The appellant held certificates of registration for gold reef claims named Chifefe in Chiweshe. In February 2021, he entered into a Joint Venture Agreement with the first respondent, followed by a Standard Tribute Agreement on 19 March 2021 (expiring 19 March 2024). The appellant discovered the first and second respondents were subcontracting third parties in breach of the agreement and wrote to cancel both agreements in August and September 2022. The first and second respondents then stopped operations, removed most mining equipment, and left the mine. In June 2023, when they threatened to return, the appellant filed an interdict application (HCH 4420/23) which he later abandoned after they left. The first and second respondents admitted they left the mine in July 2023 on bad legal advice and remained absent for 17 months. They unilaterally returned on or about 20 December 2024 without the appellant's consent. On 4 January 2025, a brawl ensued resulting in injuries and arrests. The appellant filed an urgent application for a spoliation order on 10 January 2025 (later re-filed as HC 162/25). The court a quo dismissed the application, finding no evidence of unlawful dispossession and concluding the matter was primarily a contractual dispute.
1. The appeal succeeds with costs. 2. The judgment of the court a quo is set aside and substituted with an order that: (a) The first and second respondents vacate and immediately restore possession of mining claim registration number 45915 (Chifefe Mine) to the applicant upon service; (b) In the event of non-compliance, the Sheriff of Zimbabwe is authorized to evict and restore possession to the applicant; (c) The first and second respondents pay the applicant's costs of suit.

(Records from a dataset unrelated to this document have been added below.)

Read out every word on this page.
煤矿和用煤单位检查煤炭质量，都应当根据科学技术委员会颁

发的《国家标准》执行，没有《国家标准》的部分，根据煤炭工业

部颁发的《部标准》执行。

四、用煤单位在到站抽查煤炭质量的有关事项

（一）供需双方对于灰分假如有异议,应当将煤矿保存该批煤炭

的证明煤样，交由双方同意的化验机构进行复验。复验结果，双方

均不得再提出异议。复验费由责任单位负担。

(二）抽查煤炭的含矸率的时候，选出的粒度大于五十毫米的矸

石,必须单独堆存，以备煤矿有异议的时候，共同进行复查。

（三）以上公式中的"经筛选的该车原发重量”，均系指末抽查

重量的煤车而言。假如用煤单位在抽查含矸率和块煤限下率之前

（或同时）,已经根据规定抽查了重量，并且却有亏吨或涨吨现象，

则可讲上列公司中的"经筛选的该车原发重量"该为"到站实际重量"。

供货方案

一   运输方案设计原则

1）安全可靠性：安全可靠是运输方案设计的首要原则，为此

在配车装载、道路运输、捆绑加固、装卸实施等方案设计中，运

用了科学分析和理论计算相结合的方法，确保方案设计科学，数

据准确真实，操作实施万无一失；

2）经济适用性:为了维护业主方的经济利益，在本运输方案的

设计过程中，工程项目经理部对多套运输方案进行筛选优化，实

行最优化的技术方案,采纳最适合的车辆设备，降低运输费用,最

The binding legal principles are: (1) To obtain a spoliation order, an applicant must prove they were in peaceful and undisturbed possession and were unlawfully deprived of such possession without consent. (2) In spoliation proceedings, the lawfulness of the applicant's possession and the merits of any underlying contractual or proprietary dispute are irrelevant and must not be considered by the court. (3) The mandament van spolie exists to preserve law and order by discouraging self-help; the status quo ante must be restored before any investigation into the merits. (4) Unilateral re-entry onto property after abandonment, even if based on claimed contractual rights, constitutes unlawful dispossession if done without the possessor's consent and without judicial sanction. (5) Consent to dispossession may be express or implied from conduct, but the onus is on the applicant to show absence of consent. (6) Dispossession of even part of a property entitles the possessor to a spoliation order for restoration of the whole. (7) The manner of dispossession (force, stealth, or otherwise) is immaterial; what matters is that it occurred without consent and outside due process.

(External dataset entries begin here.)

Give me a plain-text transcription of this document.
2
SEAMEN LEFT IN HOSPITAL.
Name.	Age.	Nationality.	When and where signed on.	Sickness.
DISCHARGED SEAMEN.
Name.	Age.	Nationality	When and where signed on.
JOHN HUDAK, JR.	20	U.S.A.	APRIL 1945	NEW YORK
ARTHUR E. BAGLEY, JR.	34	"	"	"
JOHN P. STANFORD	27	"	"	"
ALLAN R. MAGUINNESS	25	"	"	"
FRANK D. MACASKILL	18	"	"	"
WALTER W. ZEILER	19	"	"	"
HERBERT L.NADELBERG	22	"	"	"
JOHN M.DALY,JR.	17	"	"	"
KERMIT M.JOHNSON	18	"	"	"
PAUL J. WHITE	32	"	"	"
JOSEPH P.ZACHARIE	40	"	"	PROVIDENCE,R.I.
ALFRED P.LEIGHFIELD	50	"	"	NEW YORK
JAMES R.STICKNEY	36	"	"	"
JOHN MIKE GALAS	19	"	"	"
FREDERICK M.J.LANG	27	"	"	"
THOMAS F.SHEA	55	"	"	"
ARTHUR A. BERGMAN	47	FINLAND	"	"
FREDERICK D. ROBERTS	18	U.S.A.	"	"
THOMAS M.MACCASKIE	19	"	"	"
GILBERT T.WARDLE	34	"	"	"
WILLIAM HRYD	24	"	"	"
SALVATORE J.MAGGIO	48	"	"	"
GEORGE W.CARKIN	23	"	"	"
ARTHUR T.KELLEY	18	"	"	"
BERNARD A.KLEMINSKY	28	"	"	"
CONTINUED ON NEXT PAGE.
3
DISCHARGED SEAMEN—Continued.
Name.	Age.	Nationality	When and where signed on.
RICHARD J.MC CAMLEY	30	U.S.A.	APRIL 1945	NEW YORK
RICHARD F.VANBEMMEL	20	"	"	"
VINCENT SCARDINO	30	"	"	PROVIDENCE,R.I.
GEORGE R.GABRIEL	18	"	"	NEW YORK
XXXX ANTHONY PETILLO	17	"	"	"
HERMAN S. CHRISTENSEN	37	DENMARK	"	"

The Court noted that the third and fourth respondents' stance in supporting the first and second respondents was based on observations made after the spoliation event and therefore did not accord with the events giving rise to the application. The Court also observed that the first and second respondents' claim that their departure was caused by bad legal advice had no relevance to the determination of whether a spoliation order should be granted. The Court referenced the classic generalization that "even a robber or a thief is entitled to be restored to possession of stolen property" (from Nino Bonino v de Lange), illustrating the fundamental nature of the remedy. The Court also noted that the contractual dispute between the parties "requires urgent attention" but emphasized this was a separate matter from the possessory protection sought.

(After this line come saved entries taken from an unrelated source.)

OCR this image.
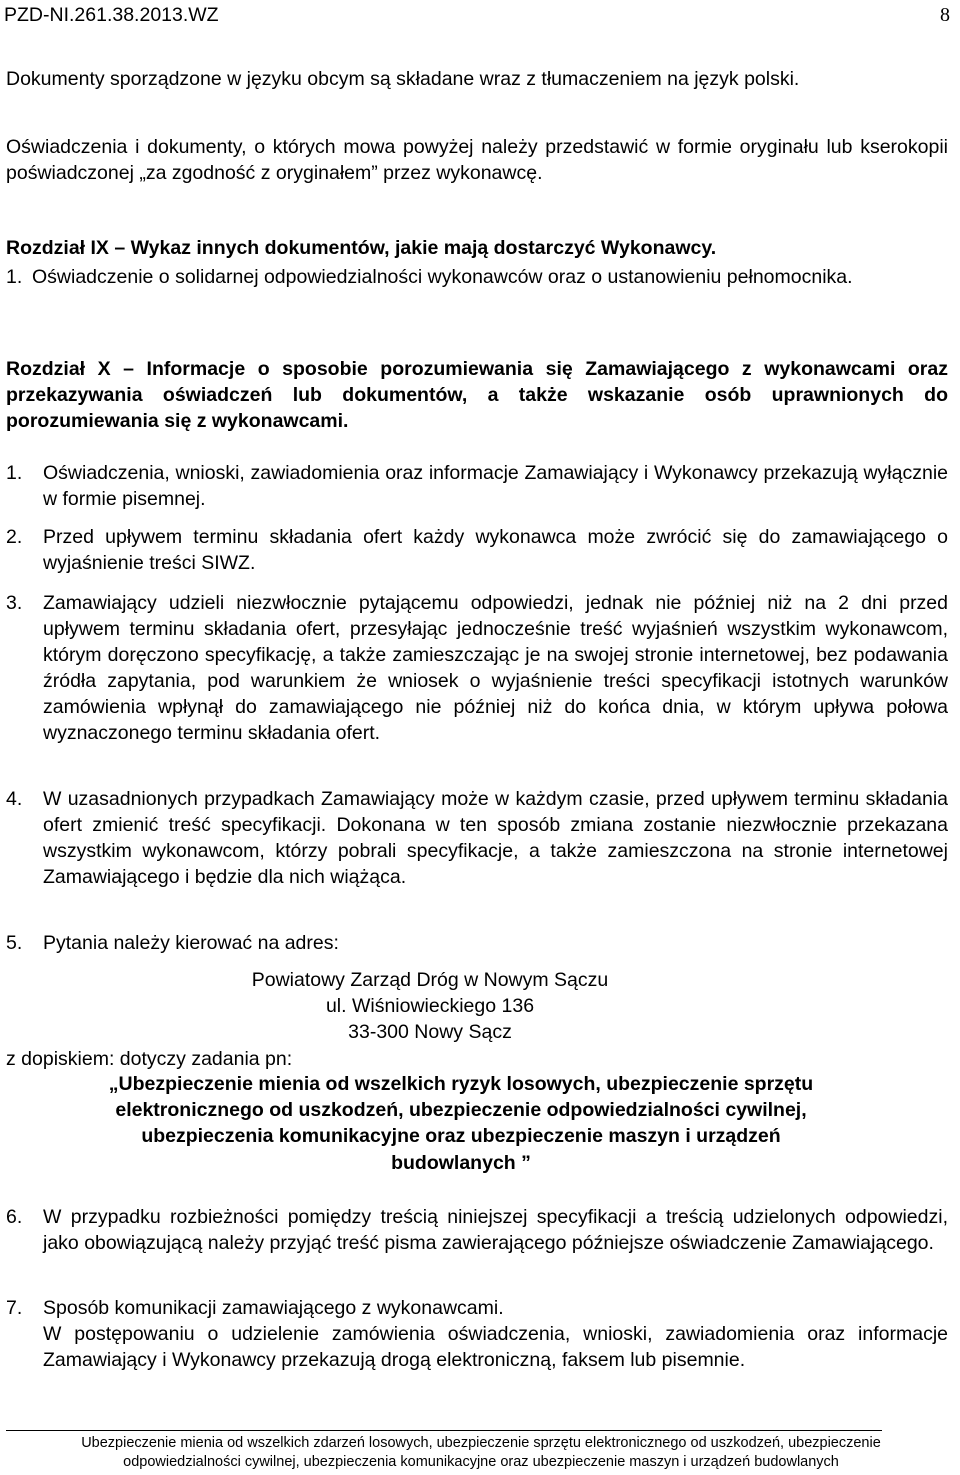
PZD-NI.261.38.2013.WZ	8
Dokumenty sporządzone w języku obcym są składane wraz z tłumaczeniem na język polski.
Oświadczenia i dokumenty, o których mowa powyżej należy przedstawić w formie oryginału lub kserokopii poświadczonej „za zgodność z oryginałem” przez wykonawcę.
Rozdział IX – Wykaz innych dokumentów, jakie mają dostarczyć Wykonawcy.
1. Oświadczenie o solidarnej odpowiedzialności wykonawców oraz o ustanowieniu pełnomocnika.
Rozdział X – Informacje o sposobie porozumiewania się Zamawiającego z wykonawcami oraz przekazywania oświadczeń lub dokumentów, a także wskazanie osób uprawnionych do porozumiewania się z wykonawcami.
1. Oświadczenia, wnioski, zawiadomienia oraz informacje Zamawiający i Wykonawcy przekazują wyłącznie w formie pisemnej.
2. Przed upływem terminu składania ofert każdy wykonawca może zwrócić się do zamawiającego o wyjaśnienie treści SIWZ.
3. Zamawiający udzieli niezwłocznie pytającemu odpowiedzi, jednak nie później niż na 2 dni przed upływem terminu składania ofert, przesyłając jednocześnie treść wyjaśnień wszystkim wykonawcom, którym doręczono specyfikację, a także zamieszczając je na swojej stronie internetowej, bez podawania źródła zapytania, pod warunkiem że wniosek o wyjaśnienie treści specyfikacji istotnych warunków zamówienia wpłynął do zamawiającego nie później niż do końca dnia, w którym upływa połowa wyznaczonego terminu składania ofert.
4. W uzasadnionych przypadkach Zamawiający może w każdym czasie, przed upływem terminu składania ofert zmienić treść specyfikacji. Dokonana w ten sposób zmiana zostanie niezwłocznie przekazana wszystkim wykonawcom, którzy pobrali specyfikacje, a także zamieszczona na stronie internetowej Zamawiającego i będzie dla nich wiążąca.
5. Pytania należy kierować na adres:
Powiatowy Zarząd Dróg w Nowym Sączu
ul. Wiśniowieckiego 136
33-300 Nowy Sącz
z dopiskiem: dotyczy zadania pn:
„Ubezpieczenie mienia od wszelkich ryzyk losowych, ubezpieczenie sprzętu
elektronicznego od uszkodzeń, ubezpieczenie odpowiedzialności cywilnej,
ubezpieczenia komunikacyjne oraz ubezpieczenie maszyn i urządzeń
budowlanych ”
6. W przypadku rozbieżności pomiędzy treścią niniejszej specyfikacji a treścią udzielonych odpowiedzi, jako obowiązującą należy przyjąć treść pisma zawierającego późniejsze oświadczenie Zamawiającego.
7. Sposób komunikacji zamawiającego z wykonawcami.
W postępowaniu o udzielenie zamówienia oświadczenia, wnioski, zawiadomienia oraz informacje Zamawiający i Wykonawcy przekazują drogą elektroniczną, faksem lub pisemnie.
Ubezpieczenie mienia od wszelkich zdarzeń losowych, ubezpieczenie sprzętu elektronicznego od uszkodzeń, ubezpieczenie
odpowiedzialności cywilnej, ubezpieczenia komunikacyjne oraz ubezpieczenie maszyn i urządzeń budowlanych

This case reaffirms and clarifies the fundamental principles governing the mandament van spolie (spoliation order) in Zimbabwean law, which principles are equally applicable in South African law. The judgment emphasizes that: (1) spoliation proceedings are purely possessory remedies aimed at discouraging self-help and preserving public order; (2) courts must not consider the lawfulness of possession or the merits of underlying disputes (including contractual rights) when determining spoliation applications; (3) the only requirements are proof of peaceful and undisturbed possession and unlawful deprivation thereof without consent; (4) unilateral re-entry after abandonment, regardless of claimed contractual entitlement, constitutes spoliation; (5) even partial dispossession entitles a party to relief. The case serves as an important reminder to courts not to conflate possessory protection with adjudication of rights, and reinforces that parties claiming entitlement must pursue those claims through proper legal processes rather than self-help.